Just five years ago, central Pennsylvania voters rejected an incumbent after he came out as gay.
Former Rep. Mike Fleck, a Republican from Huntingdon County, lost a tight primary in 2014, two years after he first publicly acknowledged his sexual orientation.
Since then, state lawmakers who remain have tried time and time again to ban discrimination against Pennsylvania’s LGBTQ residents.
Between a large class of younger, fresh faced lawmakers on both sides of the aisle, a changing of the guard on a key committee, and growing acceptance of LGBTQ individuals compared to just a few years ago, activists are hoping that they can leave culture wars of the previous decades behind, and pass a sweeping reform of state law.
“This is the best opportunity we’ve had to have a meaningful discussion on this issue in nearly ten years,” said Jason Landau Goodman, head of the Pennsylvania Youth Congress, an LGBTQ advocacy group.
Goodman founded the group in 2011 while still an undergraduate at the University of Pennsylvania. Originally driven by volunteerism, the two-person staff of the Youth Congress is finally getting paid this year.
Goodman and the other full-time employee work out of an office festooned with rainbow flags across the street from the Capitol. They’re at the center of a new push to ban discrimination against LGBTQ individuals in the commonwealth, who can under current law be fired from their job or denied housing because of their sexual orientation or gender identity.
And while Fleck’s memory still looms — a framed picture of him hangs in Goodman’s office — the state political scene in 2019, just like wider popular culture, seems to be more open to LGBTQ individuals.
In 2017, Erie school board member Tyler Titus became the first openly trans politician to win an election in Pennsylvania. In 2018, Rep. Brian Sims, who has been the only openly gay House member since Fleck’s defeat, was was joined by another out member: Rep. Malcolm Kenyatta. Both are Philadelphia Democrats.
Kenyatta expressed outrage that individuals can still be “kicked out” of their homes or fired because they’re LGBTQ.
“People want to know they can keep their freakin’ job, stay at home, and engage like a normal human being,” Kenyatta said.
And despite Fleck’s story, Goodman is hopeful that Republicans lawmakers will join the cause.

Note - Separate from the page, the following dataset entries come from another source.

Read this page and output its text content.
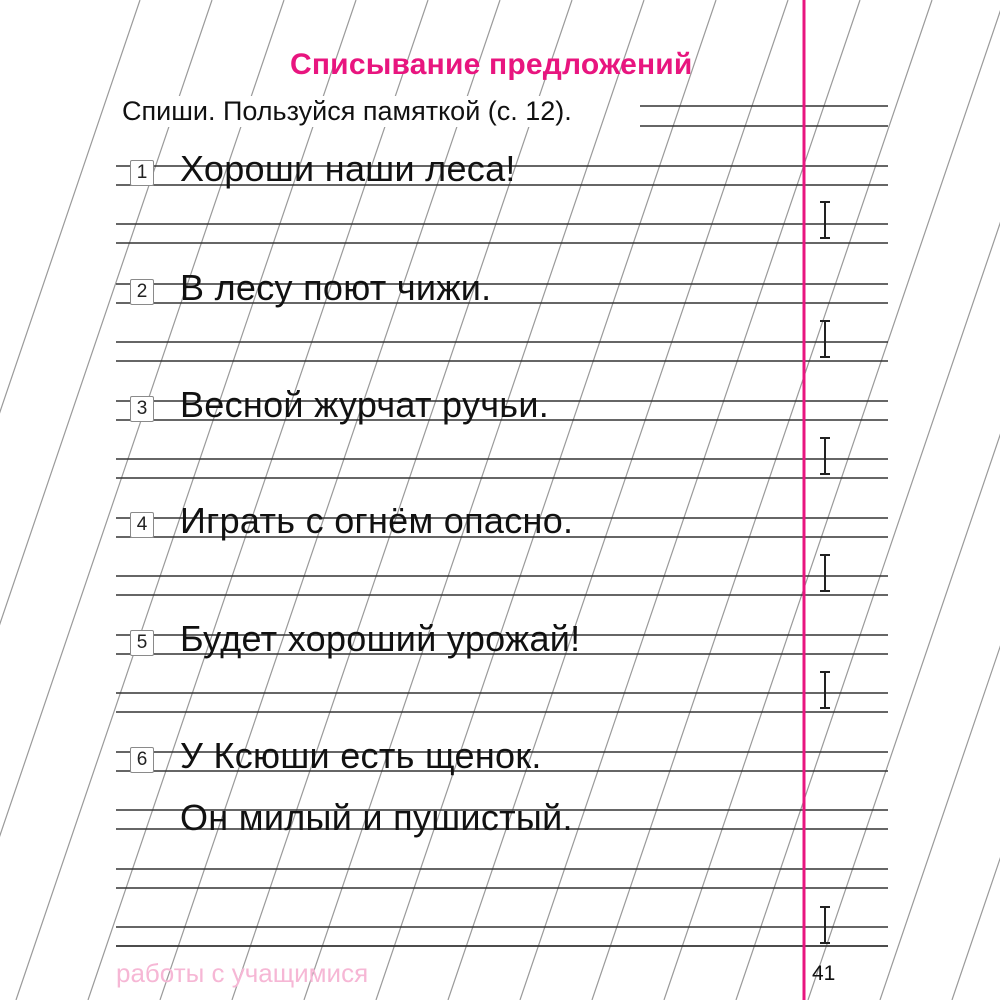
Списывание предложений
Спиши. Пользуйся памяткой (с. 12).
1 Хороши наши леса!
2 В лесу поют чижи.
3 Весной журчат ручьи.
4 Играть с огнём опасно.
5 Будет хороший урожай!
6 У Ксюши есть щенок.
Он милый и пушистый.
работы с учащимися	41
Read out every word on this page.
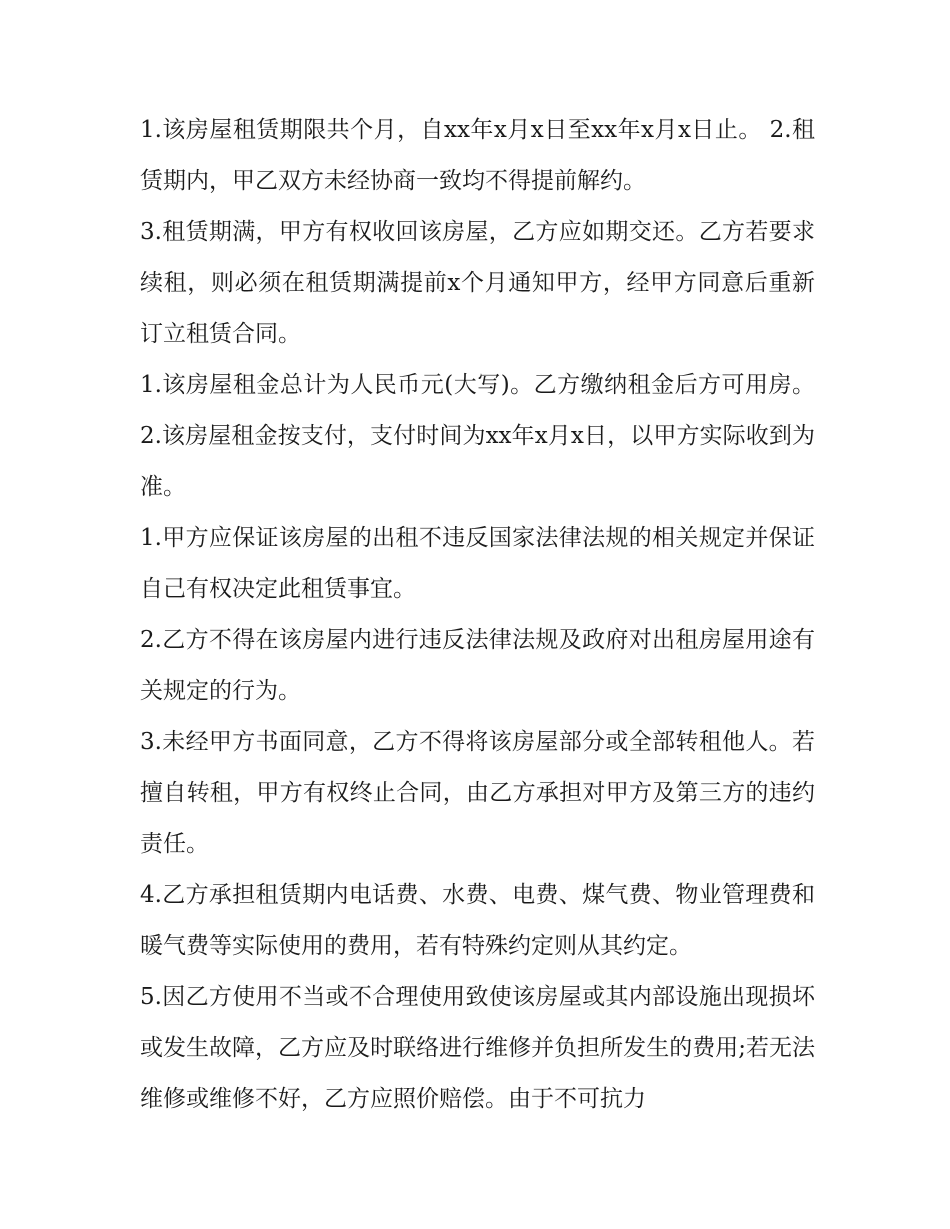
1.该房屋租赁期限共个月，自xx年x月x日至xx年x月x日止。 2.租赁期内，甲乙双方未经协商一致均不得提前解约。

3.租赁期满，甲方有权收回该房屋，乙方应如期交还。乙方若要求续租，则必须在租赁期满提前x个月通知甲方，经甲方同意后重新订立租赁合同。

1.该房屋租金总计为人民币元(大写)。乙方缴纳租金后方可用房。 2.该房屋租金按支付，支付时间为xx年x月x日，以甲方实际收到为准。

1.甲方应保证该房屋的出租不违反国家法律法规的相关规定并保证自己有权决定此租赁事宜。

2.乙方不得在该房屋内进行违反法律法规及政府对出租房屋用途有关规定的行为。

3.未经甲方书面同意，乙方不得将该房屋部分或全部转租他人。若擅自转租，甲方有权终止合同，由乙方承担对甲方及第三方的违约责任。

4.乙方承担租赁期内电话费、水费、电费、煤气费、物业管理费和暖气费等实际使用的费用，若有特殊约定则从其约定。

5.因乙方使用不当或不合理使用致使该房屋或其内部设施出现损坏或发生故障，乙方应及时联络进行维修并负担所发生的费用;若无法维修或维修不好，乙方应照价赔偿。由于不可抗力
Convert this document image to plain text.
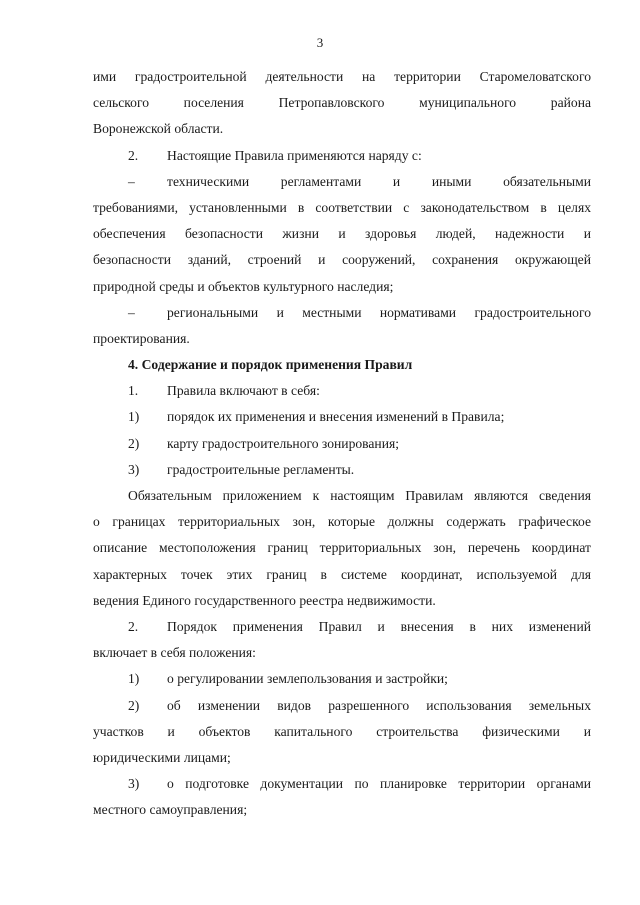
3
ими градостроительной деятельности на территории Старомеловатского
сельского поселения Петропавловского муниципального района
Воронежской области.
2.	Настоящие Правила применяются наряду с:
–	техническими регламентами и иными обязательными
требованиями, установленными в соответствии с законодательством в целях
обеспечения безопасности жизни и здоровья людей, надежности и
безопасности зданий, строений и сооружений, сохранения окружающей
природной среды и объектов культурного наследия;
–	региональными и местными нормативами градостроительного
проектирования.
4. Содержание и порядок применения Правил
1.	Правила включают в себя:
1)	порядок их применения и внесения изменений в Правила;
2)	карту градостроительного зонирования;
3)	градостроительные регламенты.
Обязательным приложением к настоящим Правилам являются сведения
о границах территориальных зон, которые должны содержать графическое
описание местоположения границ территориальных зон, перечень координат
характерных точек этих границ в системе координат, используемой для
ведения Единого государственного реестра недвижимости.
2.	Порядок применения Правил и внесения в них изменений
включает в себя положения:
1)	о регулировании землепользования и застройки;
2)	об изменении видов разрешенного использования земельных
участков и объектов капитального строительства физическими и
юридическими лицами;
3)	о подготовке документации по планировке территории органами
местного самоуправления;
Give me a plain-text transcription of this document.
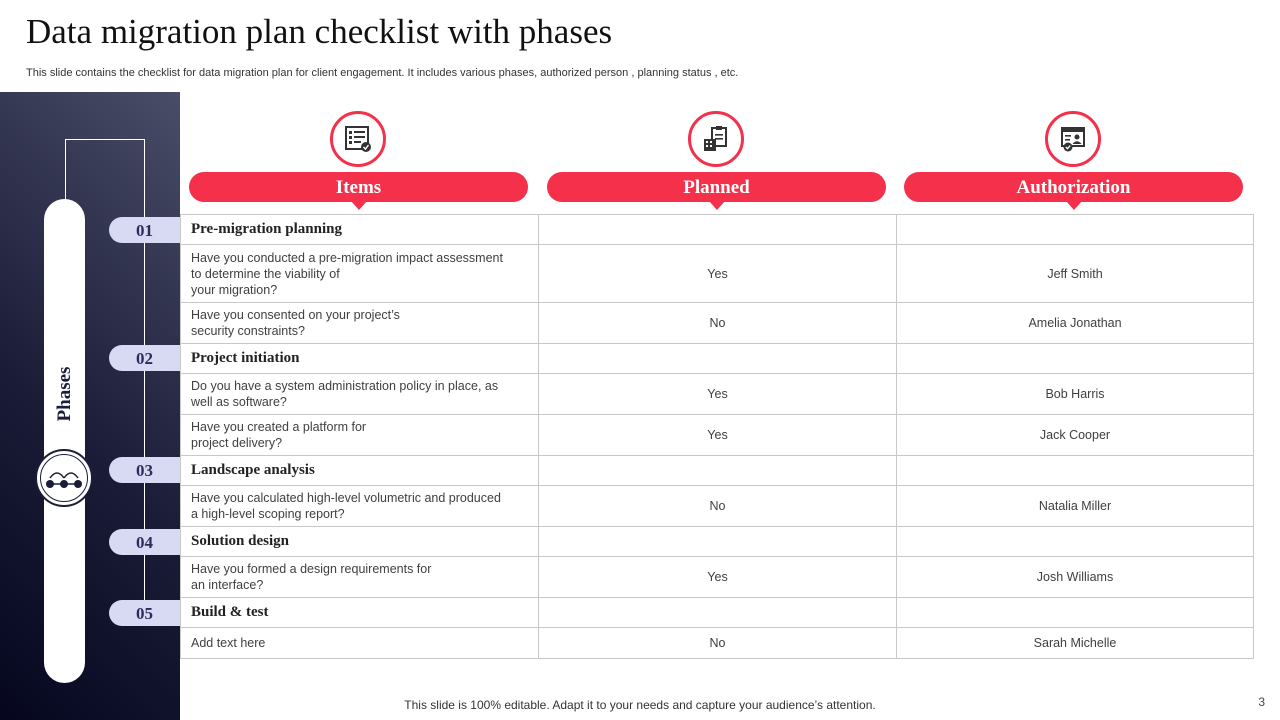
Data migration plan checklist with phases
This slide contains the checklist for data migration plan for client engagement. It includes various phases, authorized person , planning status , etc.
Phases
Items	Planned	Authorization
Pre-migration planning		
Have you conducted a pre-migration impact assessment
to determine the viability of
your migration?	Yes	Jeff Smith
Have you consented on your project’s
security constraints?	No	Amelia Jonathan
Project initiation		
Do you have a system administration policy in place, as
well as software?	Yes	Bob Harris
Have you created a platform for
project delivery?	Yes	Jack Cooper
Landscape analysis		
Have you calculated high-level volumetric and produced
a high-level scoping report?	No	Natalia Miller
Solution design		
Have you formed a design requirements for
an interface?	Yes	Josh Williams
Build & test		
Add text here	No	Sarah Michelle
01
02
03
04
05
This slide is 100% editable. Adapt it to your needs and capture your audience’s attention.	3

He pointed to former state Sen. Scott Wagner’s win in the Republican gubernatorial primary last year, even after his opponent, Paul Mango, hit Wagner for advancing LGBTQ non-discrimination legislation through a Senate committee.
Mango ran ads claiming Wagner would support a bill that allowed transgender people to use the bathroom consistent with their gender identity, which Wagner later said he would not do.
“That should be a signal to Republican lawmakers that this issue will not hurt you if you run statewide,” Goodman said.
Wagner did run into controversy during his general election campaign when he equivocated after being asked about same-sex marriage at a town hall.
While Pennsylvania hasn’t advanced in its quest for LGBTQ rights, states that have tried to take a step back have felt the consequences.
After Indiana made religious faith a legal defense for discrimination, and North Carolina passed a bill forcing people to use the bathroom that matches their birth certificate-assigned sex, both faced opposition and boycotts from state and national businesses. The opposition forced both states to repeal their efforts.
Goodman is hoping a broad coalition, including business interests as well as traditional civil rights allies, could finally push through protections.
On board with this year’s new push, rebranded as “PA Values,” are chocolate maker Hershey, the Philadelphia Bar Association, and the Delaware County Chamber of Commerce.
Kenyatta agreed, saying that passing the protections would assure that Pennsylvania was “competitive morally, as well as economically.”
But opponents, who portray the legislation as an attempt to force pious believers into disobeying their religious convictions, remain. The Pennsylvania Family Institute, a socially conservative advocacy group, did not reply to a request for comment, but it did organize opposition to pro-LGBTQ laws during the last concerted push in summer 2016.
Three bills — two in the Senate, one in the House — would ban LGBT discrimination.
According to Goodman, while there are slight language differences, all would work.
For a bill to reach Gov. Tom Wolf’s desk, it must pass through the House State Government Committee. Its former chair, Rep. Daryl Metcalfe, R-Butler, blocked the legislation.
But his successor, Rep. Garth Everett, R-Lycoming, has said that he’s willing to work on an LGBTQ protection law.
Looking at the Republican-controlled committee, Metcalfe told the Capital-Star he doesn’t think his colleagues’ opinions had changed much since his time as chair.
The arch-conservative, who has a history of making homophobic comments, also chuckled at the idea that his opposition alone was holding back a a non-discrimination law.
“I have confidence in the moral fabric of the state and the majority of the members of the Legislature,” Metcalfe said.